My community center on a Wednesday afternoon: witnessing others lifts me up | by Aliya P. Springs | Aug, 2025

Right now I am sitting down. I just finished walking for 40 minutes at my local community center indoor track. I walked slower than my usual pace. Getting into motion usually helps me get to a better frame of mind, and today was no exception.
If you’ve read my ‘about me’ biography, I’m about to have a baby, my first baby. I’m pregnant and now, I finally look pregnant. It took about 30 weeks to get to a size and shape where strangers look at me and smile. This is great and beautiful and all, but honestly, I don’t like it.
I don’t like looking pregnant. Honestly, I don’t like being pregnant. It just feels weird and I’m ready to get it over with. It’s been a sobering example of how hard it can be to be human. Of course, I’m trying to be patient because I want my baby to have her full time to develop. Just because something is natural and healthy, doesn’t mean it’s fun.
Since I’m a person who tries to orient toward the positive, pregnancy has put me to work. Pregnancy is not an instagram feed or Pinterest page. It’s also not as bad as what Reddit has to say. It’s mostly boring and slow, ugly and smelly.
A word of advice I wish I had sooner: ignore the internet all together if you’re pregnant.
Anyways, being around others, particularly the elderly at the community center, helps me see the light. Seeing kind faces, overhearing their stories, feeling their presence and love of life are positive. August and air conditioning go well together, but besides that fact, my community center has been a great place for my mental health during pregnancy for all sorts of reasons.
I feel in quiet camaraderie with these old folks. Even though we’re of different points in life, I feel connected to them. In being in their presence I can sense with my body, what they’ve gone through to move them to this ripe stage of life. None of them breezed by unscathed to make it here.

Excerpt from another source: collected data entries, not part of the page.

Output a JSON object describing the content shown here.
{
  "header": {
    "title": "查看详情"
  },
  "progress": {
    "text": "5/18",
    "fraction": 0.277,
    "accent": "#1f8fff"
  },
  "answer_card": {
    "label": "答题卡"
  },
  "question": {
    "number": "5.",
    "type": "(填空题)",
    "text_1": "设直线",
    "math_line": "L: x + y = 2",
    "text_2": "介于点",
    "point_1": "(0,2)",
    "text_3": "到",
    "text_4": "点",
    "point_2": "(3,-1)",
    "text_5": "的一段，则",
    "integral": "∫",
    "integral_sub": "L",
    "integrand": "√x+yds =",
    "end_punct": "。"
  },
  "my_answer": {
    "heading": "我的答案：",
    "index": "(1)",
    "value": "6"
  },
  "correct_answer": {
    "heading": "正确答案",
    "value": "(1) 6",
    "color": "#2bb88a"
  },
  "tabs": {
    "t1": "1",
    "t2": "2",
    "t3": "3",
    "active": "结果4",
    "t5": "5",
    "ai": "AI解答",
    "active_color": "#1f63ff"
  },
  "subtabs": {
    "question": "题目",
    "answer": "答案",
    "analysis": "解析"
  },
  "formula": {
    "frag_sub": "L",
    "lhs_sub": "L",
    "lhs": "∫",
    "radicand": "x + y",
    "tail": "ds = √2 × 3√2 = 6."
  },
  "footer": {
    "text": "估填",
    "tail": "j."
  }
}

Yet they did make it here.
Not everyone has the privilege of aging. And as a great reminder for me, not everyone has the privilege of being healthily pregnant. The old people at the community center are as eager and punchy as ever. Bright-eyed and hoofing it right alongside me on the track, they urged me to pick up my pace.
This is who I want to be. I want to be the fast-walker 80 year old lady, chatting with her friends she made in her later years. I want to live life, all of it. It’s so easy to be floating through life, glued to a lonely little phone. It’s so easy to just move along without growth, just boring stagnation year after year. I see many people, young and old who never live, they just exist. I choose to grow and embrace change, even if it sucks for a while. The result of growth is worth it.
Being in a poopy mood about being pregnant is lifted when I remember all of this. I am here. I said yes to life. I put my big girl pants on and jumped into the deep end. I am doing life to the fullest. Literally choosing life and choosing to learn and grow in ways no other act could.
Is there anyone out there who gets down on themself when they’re facing a challenging chapter in life? You’re not alone.
What helped you shift perspective, even if briefly? Who did you witness that helped you remember your strength?